The organization Free Code Camp, which helps people learn to code for free, regularly discusses side projects and why they are so important. Google employees are encouraged to spend 20% of their time on side projects. But the world of tech is a different beast. When developers play and experiment it often results in them creating new tools. A side project can be dreamt up, built and shipped very quickly, then become a success on its own after picking up initial traction. Even if it doesn’t, the experimenting and playing has benefits to the developer’s main project.

This all forms part of a strategy to create talented and resourceful coders and is an example of multiplying, not adding. It’s very different to learning and setting up a whole new, separate venture that requires day-to-day running.

If you’re considering a side project, don’t just ensure plan A fits with your overall strategy; consider the best-case scenario and the worst-case scenario. It’s easy to daydream about the best-case scenario, but if it all goes wrong, what will you have gained?

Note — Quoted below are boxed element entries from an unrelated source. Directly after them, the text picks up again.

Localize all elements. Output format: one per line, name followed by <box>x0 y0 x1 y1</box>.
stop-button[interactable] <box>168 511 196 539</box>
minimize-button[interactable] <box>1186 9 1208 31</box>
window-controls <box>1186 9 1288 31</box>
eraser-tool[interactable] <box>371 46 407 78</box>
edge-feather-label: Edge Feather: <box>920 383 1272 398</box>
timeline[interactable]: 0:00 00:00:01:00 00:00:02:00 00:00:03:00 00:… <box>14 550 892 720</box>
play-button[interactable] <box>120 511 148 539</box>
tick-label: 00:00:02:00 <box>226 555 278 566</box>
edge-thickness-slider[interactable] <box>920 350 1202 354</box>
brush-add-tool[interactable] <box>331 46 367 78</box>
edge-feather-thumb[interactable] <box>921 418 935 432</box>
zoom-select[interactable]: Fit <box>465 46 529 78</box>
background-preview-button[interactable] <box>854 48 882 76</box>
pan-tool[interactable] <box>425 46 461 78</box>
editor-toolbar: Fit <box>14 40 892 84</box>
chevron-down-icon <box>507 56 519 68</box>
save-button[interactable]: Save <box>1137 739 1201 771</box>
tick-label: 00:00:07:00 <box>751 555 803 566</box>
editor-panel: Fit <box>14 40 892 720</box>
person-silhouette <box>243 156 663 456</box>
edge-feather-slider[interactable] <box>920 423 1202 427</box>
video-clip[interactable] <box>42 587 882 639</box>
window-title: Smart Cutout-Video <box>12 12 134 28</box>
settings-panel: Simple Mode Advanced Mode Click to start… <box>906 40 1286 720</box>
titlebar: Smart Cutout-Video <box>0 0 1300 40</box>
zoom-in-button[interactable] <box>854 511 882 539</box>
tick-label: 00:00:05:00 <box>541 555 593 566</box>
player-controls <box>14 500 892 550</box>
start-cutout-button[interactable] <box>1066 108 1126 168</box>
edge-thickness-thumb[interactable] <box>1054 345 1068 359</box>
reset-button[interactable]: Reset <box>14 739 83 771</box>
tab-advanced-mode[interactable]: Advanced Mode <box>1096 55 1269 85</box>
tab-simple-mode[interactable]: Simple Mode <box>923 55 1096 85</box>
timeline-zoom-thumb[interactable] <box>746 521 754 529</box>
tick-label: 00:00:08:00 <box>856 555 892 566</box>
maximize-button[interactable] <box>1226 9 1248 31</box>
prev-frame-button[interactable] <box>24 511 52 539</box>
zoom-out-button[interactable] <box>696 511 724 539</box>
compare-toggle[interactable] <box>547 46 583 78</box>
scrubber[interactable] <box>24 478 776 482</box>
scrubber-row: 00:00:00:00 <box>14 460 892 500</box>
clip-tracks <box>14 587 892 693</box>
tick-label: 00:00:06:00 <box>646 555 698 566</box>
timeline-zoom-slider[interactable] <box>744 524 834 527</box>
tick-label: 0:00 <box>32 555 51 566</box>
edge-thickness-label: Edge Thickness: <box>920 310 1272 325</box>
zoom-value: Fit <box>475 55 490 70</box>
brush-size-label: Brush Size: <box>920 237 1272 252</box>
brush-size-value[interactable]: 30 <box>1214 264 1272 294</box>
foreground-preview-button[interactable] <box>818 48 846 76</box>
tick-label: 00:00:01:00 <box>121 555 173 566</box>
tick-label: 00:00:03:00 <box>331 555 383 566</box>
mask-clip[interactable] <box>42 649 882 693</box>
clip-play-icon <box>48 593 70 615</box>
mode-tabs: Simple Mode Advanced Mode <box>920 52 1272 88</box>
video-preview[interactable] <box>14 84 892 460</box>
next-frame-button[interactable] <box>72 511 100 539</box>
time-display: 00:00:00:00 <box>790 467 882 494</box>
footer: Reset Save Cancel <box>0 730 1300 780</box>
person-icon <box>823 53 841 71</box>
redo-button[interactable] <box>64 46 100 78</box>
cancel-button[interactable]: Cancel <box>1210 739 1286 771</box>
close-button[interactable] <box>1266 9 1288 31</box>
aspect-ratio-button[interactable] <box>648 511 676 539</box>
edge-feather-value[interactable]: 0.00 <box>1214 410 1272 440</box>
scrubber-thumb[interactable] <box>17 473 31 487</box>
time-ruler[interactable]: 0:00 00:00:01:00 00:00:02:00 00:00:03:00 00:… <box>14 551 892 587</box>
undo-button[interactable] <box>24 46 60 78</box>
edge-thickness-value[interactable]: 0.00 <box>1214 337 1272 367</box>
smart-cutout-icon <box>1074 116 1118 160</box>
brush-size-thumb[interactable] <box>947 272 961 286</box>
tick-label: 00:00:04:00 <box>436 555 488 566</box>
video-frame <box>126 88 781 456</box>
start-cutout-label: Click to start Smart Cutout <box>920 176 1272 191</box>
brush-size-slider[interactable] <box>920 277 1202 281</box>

Do you just want to scratch an itch?

If you’ve worked on something for a while, achieved a certain level of success than reached a plateau, it’s common to begin looking around for new challenges to undertake. If this is the case, why not do your side project for fun rather than as a business venture?

Once someone pays you for a product or service, you’re the supplier and they’re the client. You have obligations. What if that takes the joy out of it? What if, instead, you saw your side project as a hobby? See if you can generate enough traction to prove the business model before the grind sets in. Look for the least-committal way of scratching that itch. You can then pick it up and drop it whenever you feel like it, before you buy that domain name!

Starting a side project might be the right decision for you, but the cost of getting it wrong is higher than you think. Take each question above into consideration before taking the leap.